“As sexual harassment becomes less acceptable in society, organizations may be more attuned to helping victims, who may therefore find it easier to cope,” said lead author M. Sandy Hershcovis, Ph.D., of the University of Manitoba. “In contrast, non-violent forms of workplace aggression such as incivility and bullying are not illegal, leaving victims to fend for themselves.”
Hershcovis and co-author Julian Barling, Ph.D., of Queen’s University in Ontario, Canada, reviewed 110 studies conducted over 21 years that compared the consequences of employees’ experience of sexual harassment and workplace aggression. Specifically, the authors looked at the effect on job, co-worker and supervisor satisfaction; stress, anger and anxiety levels; and workers’ mental and physical health. Job turnover and emotional ties to the job also were compared.

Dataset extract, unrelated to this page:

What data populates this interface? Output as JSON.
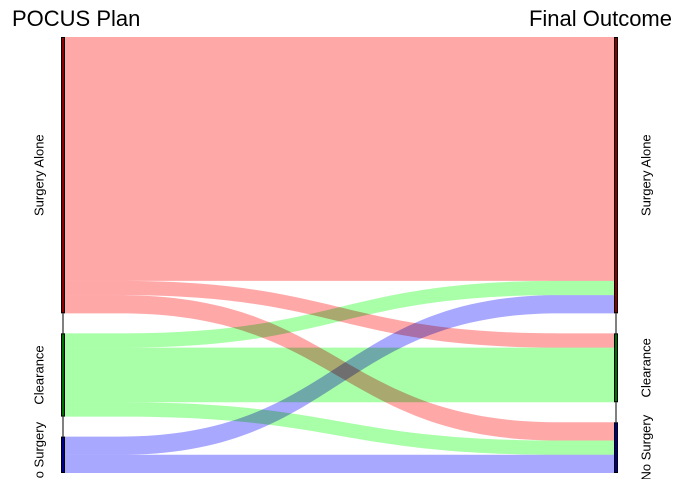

The authors distinguished among different forms of workplace aggression. They identified incivility as rudeness or discourteous verbal and non-verbal behaviors. Bullying included persistently criticizing employees’ work; yelling; repeatedly reminding employees of mistakes; spreading gossip or lies; ignoring or excluding workers; and insulting employees’ habits, attitudes or private life. Interpersonal conflict, meanwhile, encompassed behaviors involving hostility, verbal aggression and angry exchanges.
The Consequences of Bullying
Both bullying and sexual harassment can create negative work environments and unhealthy consequences for employees, but the researchers found that workplace aggression has more severe consequences. Employees who experienced bullying, incivility or interpersonal conflict were more likely to quit their jobs, have lower feelings of well-being, be less satisfied with their jobs and have less satisfying relations with their bosses than employees who were sexually harassed, the researchers found.
Additionally, bullied employees reported more job stress, less job commitment and higher levels of anger and anxiety. No differences were found between employees experiencing either type of mistreatment regarding how satisfied they were with their co-workers or with their work.
“Bullying is often more subtle, and may include behaviors that do not appear obvious to others,” said Hershcovis. “For instance, how does an employee report to their boss that they have been excluded from lunch? Or that they are being ignored by a coworker? The insidious nature of these behaviors makes them difficult to deal with and sanction.”
From a total of 128 samples, 46 included subjects who experienced sexual harassment, 86 experienced workplace aggression and six experienced both. Sample sizes ranged from 1,491 to 53,470 people and ages ranged from 18 to 65 years old. The work aggression samples included both men and women.
The sexual harassment samples examined primarily women because, Hershcovis said, past research shows that men interpret and respond differently to the behaviors that women perceive as sexual harassment.